Four people arrested in connection with Berlin attack suspect
BERLIN: German police arrested four people who had been in contact with A Tunisian suspect in the Berlin Christmas market attack that killed 12 people, media reports said on Thursday, as a nationwide manhunt for the migrant was underway.
Islamic State has claimed responsibility for the attack in which a truck ploughed through crowds gathered around wooden huts selling gifts, mulled wine and sausages on Monday evening. It was the deadliest attack on German soil since 1980.
A spokesman for the German chief federal prosecutor denied the media reports and said he would give no further details on the operation to avoid jeopardising it.
Bild newspaper cited an anti-terrorism investigator as saying that it was clear in spring that the Tunisian suspect - 24-year-old Anis Amri - was looking for accomplices for an attack and was interested in weapons.
The report said preliminary proceedings had been opened against Amri in March based on information that he was planning a robbery to get money to buy automatic weapons and "possibly carry out an attack with them and other accomplices yet to be recruited".
In mid-2016, he spoke to two IS fighters and Tunisian authorities listened in on their conversation before informing German authorities. Amri also offered himself as a suicide attacker in well-known Islamist chat sites, Bild said.
Police started looking for the Tunisian after finding an identity document under the driver's seat of the truck used in the attack. Authorities have stressed that Amri is just a suspect and not necessarily the driver of the truck.
Minister in Afghanistan
Broadcaster rbb said the perpetrator lost both his wallet and mobile phone while running away from the attack site.
On Wednesday Ralf Jaeger, interior minister of the western state of North Rhine-Westphalia (NRW), said the Tunisian appeared to have arrived in Germany in July 2015 and his asylum application had been rejected in June 2016.
Klaus Bouillon, the head of the group of interior ministers from Germany's 16 federal states, said Islamists often deliberately left identity documents behind at attack sites - as was the case in the Paris attacks - to spread fear and steer public opinion against refugees.
German Chancellor Angela Merkel has faced calls to tighten asylum procedures since the attack. Armin Schuster, a member of her Christian Democrats (CDU), said Germany needed to take robust action against those who had no reason to seek asylum.
He told broadcaster NDR that Germany had been too generous for too long and had been taken advantage of: "We need to send the signal: Only set off for Germany if you have a reason for asylum," he said.

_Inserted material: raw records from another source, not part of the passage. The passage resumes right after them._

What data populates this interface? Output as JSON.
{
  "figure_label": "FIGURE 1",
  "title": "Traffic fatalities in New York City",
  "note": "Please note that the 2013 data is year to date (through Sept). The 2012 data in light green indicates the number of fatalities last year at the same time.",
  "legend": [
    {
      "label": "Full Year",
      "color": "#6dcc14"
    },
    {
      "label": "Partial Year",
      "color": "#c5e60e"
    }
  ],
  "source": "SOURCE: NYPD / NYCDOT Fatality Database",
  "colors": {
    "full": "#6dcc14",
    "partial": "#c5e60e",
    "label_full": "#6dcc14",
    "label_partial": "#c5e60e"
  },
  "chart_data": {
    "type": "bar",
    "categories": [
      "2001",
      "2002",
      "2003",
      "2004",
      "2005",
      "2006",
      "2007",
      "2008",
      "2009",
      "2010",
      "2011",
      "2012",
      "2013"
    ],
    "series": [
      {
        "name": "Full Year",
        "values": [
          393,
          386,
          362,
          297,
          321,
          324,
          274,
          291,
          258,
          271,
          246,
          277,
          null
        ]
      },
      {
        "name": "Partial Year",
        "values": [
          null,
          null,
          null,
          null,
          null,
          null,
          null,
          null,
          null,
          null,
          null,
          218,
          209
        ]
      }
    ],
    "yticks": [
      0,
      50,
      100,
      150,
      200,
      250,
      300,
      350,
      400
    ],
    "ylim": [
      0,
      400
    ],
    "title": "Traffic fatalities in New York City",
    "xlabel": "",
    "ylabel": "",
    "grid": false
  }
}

German Defence Minister Ursula von der Leyen, visiting German troops in the northern Afghan city of Mazar-i-Sharif, said Germany would not bow to terrorism.
"We will continue to take resolute action...because it's about protecting people whether they are in Germany or in Afghanistan," she said, according to the manuscript of a speech.
Georg Pazderski, a senior member of the anti-immigrant Alternative for Germany (AfD) party, said authorities needed to be more rigorous in deporting rejected asylum seekers, illegal immigrants and foreign criminals.
The AfD has made significant gains since migrants started arriving here in large numbers last summer, taking away support from Merkel's conservatives.
The Christmas market that was attacked was reopened on Thursday after authorities put concrete bollards around it.